Happy New Year!

Alonso Sanchez Coello, The Royal Feast, 1596

Happy New Year, everyone!

Like most of you, we did a lot of cooking and entertaining over the holidays, with family and friends. Sometimes the seating plan at these holiday tables can be a little tricky, especially when you’re mixing your relatives with your friends.

I have this amazing cookbook written by Francine Segan called Shakespeare’s Kitchen: Renaissance Recipes for the Contemporary Cook, that includes authentic recipes from the sixteenth and seventeenth centuries. It wasn’t all boiled mutton–the recipes are an amazing window into the way people lived at the time. According to Segan, cookbook authors assumed that a cook knew the proper amounts of ingredients. Recipes don’t include details more specific than “as your eye shall advise you,” and “as your cook’s mouth shall serve him.” She also includes some fascinating information about feasting and customs from Shakespeare’s day.

In Renaissance times, big-banquet seating in grander houses was very hierarchical; you instructed your page to seat people according to their rank, from duke to marquese to earl to bishop to viscount to baron to knight to squire.

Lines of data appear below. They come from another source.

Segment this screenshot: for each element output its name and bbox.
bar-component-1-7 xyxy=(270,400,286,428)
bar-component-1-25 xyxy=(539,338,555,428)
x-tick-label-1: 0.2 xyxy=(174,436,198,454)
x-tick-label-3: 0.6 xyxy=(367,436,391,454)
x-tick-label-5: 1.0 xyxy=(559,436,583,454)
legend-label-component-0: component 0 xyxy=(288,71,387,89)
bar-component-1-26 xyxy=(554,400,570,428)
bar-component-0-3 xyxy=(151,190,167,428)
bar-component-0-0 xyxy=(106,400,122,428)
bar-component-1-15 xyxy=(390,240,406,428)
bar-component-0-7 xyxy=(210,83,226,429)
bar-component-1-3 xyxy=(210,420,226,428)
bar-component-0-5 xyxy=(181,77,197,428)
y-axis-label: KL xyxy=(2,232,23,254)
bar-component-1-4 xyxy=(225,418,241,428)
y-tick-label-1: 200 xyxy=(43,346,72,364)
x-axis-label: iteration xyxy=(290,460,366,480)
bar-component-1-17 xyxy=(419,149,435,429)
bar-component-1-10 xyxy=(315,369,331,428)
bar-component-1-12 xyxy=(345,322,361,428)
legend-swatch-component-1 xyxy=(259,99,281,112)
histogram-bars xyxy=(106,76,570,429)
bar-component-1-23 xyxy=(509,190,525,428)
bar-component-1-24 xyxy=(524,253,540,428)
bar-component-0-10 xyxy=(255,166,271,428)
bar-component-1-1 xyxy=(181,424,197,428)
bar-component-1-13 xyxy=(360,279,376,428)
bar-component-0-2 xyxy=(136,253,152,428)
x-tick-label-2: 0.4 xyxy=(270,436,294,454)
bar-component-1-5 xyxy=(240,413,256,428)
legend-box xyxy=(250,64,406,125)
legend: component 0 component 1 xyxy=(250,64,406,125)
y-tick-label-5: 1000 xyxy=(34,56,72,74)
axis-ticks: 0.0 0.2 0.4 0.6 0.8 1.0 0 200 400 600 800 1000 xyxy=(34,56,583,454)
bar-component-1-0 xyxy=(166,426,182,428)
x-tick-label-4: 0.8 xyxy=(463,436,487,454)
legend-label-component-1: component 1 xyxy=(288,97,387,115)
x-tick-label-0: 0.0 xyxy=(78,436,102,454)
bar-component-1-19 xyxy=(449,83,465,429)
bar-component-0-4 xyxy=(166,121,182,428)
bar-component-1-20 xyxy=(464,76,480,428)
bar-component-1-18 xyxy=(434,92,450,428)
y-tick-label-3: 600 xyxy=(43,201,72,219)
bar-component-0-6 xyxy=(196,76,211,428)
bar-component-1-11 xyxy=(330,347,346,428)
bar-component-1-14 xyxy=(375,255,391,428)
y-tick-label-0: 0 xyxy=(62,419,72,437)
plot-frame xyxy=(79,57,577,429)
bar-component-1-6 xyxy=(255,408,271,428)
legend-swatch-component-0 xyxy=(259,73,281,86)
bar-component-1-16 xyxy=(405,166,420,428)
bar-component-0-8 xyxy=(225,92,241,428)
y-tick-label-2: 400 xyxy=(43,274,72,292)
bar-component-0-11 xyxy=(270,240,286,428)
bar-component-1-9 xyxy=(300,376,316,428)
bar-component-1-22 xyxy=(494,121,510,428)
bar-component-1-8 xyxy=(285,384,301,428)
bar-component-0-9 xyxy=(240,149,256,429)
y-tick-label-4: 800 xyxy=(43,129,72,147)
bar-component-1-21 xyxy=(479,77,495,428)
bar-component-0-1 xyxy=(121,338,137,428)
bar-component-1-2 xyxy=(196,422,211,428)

It was considered quite improper to serve water at a feast. Water was stored in lead tanks so that the worst of the “mud” and whatever else it was polluted with could settle before it was drunk, but it tasted awful anyway. People used it for boiling meats and to make fermented drinks, which killed a lot of the germs.

So instead of water, the host served fermented alcoholic drinks like hard cider, ale, wine or beer—to men, women and children. From the time of the Middle Ages, toast was added to drinks to improve their flavor, and it was from that practice that the expression “drinking a toast” comes from.

Usually the kitchen was quite a hike from the feasting area—fire was a real hazard, of course, so in many manor houses and castles the kitchen was in a separate building. As a result, most food served at Renaissance feasts was room temperature.